Ketua Fraksi Partai Demokrat DPR RI menjelaskan bahwa perkembangan teknologi, seperti artificial intelligence (AI), e-commerce, fintech, dan digital asset, telah mengubah landscape perdagangan.
“Teknologi memudahkan kita dalam berinteraksi dan bertransaksi, tetapi di sisi lain, ia juga membawa risiko jika disalahgunakan,” ucap Ibas.
Lebih lanjut, Ibas juga menyoroti tingginya jumlah pengaduan konsumen dari waktu ke waktu.
“Setiap tahun, ada sekitar 1.000 hingga 3.000 aduan, dengan kerugian mencapai ratusan miliar hingga triliun rupiah,” kata Ibas.
Ibas menambahkan, sektor-sektor yang paling sering dikeluhkan antara lain jasa keuangan, fintech, e-commerce, barang elektronik, obat-obatan, dan makanan minuman.

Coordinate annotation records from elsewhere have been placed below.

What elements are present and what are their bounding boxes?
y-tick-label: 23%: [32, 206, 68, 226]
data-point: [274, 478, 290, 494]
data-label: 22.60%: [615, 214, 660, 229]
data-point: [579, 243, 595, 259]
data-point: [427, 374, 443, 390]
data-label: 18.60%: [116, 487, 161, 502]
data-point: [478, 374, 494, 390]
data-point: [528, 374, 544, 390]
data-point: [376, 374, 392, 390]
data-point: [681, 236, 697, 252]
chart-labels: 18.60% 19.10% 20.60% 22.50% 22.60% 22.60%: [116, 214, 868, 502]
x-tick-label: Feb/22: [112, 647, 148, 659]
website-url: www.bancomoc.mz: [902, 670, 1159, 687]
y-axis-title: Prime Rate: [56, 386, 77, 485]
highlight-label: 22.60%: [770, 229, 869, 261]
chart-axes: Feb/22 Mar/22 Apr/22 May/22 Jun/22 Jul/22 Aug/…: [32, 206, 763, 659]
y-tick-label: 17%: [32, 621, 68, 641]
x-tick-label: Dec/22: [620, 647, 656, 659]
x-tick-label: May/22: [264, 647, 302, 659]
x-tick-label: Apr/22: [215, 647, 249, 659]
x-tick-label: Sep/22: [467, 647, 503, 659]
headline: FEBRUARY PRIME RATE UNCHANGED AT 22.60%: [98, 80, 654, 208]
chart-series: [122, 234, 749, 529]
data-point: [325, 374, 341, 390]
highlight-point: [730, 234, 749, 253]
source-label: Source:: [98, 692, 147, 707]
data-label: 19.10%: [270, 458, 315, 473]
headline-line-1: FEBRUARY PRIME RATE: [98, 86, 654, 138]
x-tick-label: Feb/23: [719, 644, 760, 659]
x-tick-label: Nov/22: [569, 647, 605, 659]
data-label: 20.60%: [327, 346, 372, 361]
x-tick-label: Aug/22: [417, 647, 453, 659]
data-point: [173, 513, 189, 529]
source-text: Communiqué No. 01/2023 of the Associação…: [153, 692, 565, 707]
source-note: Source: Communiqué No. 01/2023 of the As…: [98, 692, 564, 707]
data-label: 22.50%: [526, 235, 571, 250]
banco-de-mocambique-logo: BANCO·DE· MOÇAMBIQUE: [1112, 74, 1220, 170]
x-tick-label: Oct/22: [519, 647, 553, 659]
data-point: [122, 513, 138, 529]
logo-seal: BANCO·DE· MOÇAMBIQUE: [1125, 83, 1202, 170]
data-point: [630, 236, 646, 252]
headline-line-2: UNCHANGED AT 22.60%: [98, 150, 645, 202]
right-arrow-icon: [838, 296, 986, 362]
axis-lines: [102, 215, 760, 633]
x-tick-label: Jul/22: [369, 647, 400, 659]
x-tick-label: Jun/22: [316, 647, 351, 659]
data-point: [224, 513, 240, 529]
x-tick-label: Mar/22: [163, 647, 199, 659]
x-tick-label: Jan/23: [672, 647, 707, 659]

“Masih ada kasus-kasus seperti skincare ilegal, pinjol ilegal, dan penjualan makanan minuman, obat obatan yang tidak berkualitas,” tambahnya.
Untuk menghadapi tantangan ini, Ibas mengajak semua pihak untuk bersinergi menyusun aturan baru dengan mengedepankan asas keadilan.
“Kita perlu melakukan terobosan agar kebijakan ekonomi dan perdagangan tetap berkeadilan, sambil memberikan perlindungan yang optimal bagi konsumen,” ajak Ibas.
Ia juga menekankan bahwa UU Perlindungan Konsumen yang berlaku saat ini sudah tidak relevan.
“UU ini dibuat hampir 2 dekade lalu, sejak tahun 1999. Saat itu, perkembangan teknologi dan digitalisasi belum terbayangkan. Karena itu, revisi UU ini menjadi sangat krusial,” tutur Ibas.
Ia menyarankan beberapa langkah konkret untuk memperkuat perlindungan konsumen, seperti penyesuaian regulasi, pengawasan yang lebih ketat, dan pemberian sanksi yang tegas.
“Kita juga perlu memperkuat hak-hak konsumen dan kewajiban pelaku usaha, termasuk transparansi informasi produk, jaminan mutu, dan kompensasi jika ada ketidaksesuaian,” pungkasnya.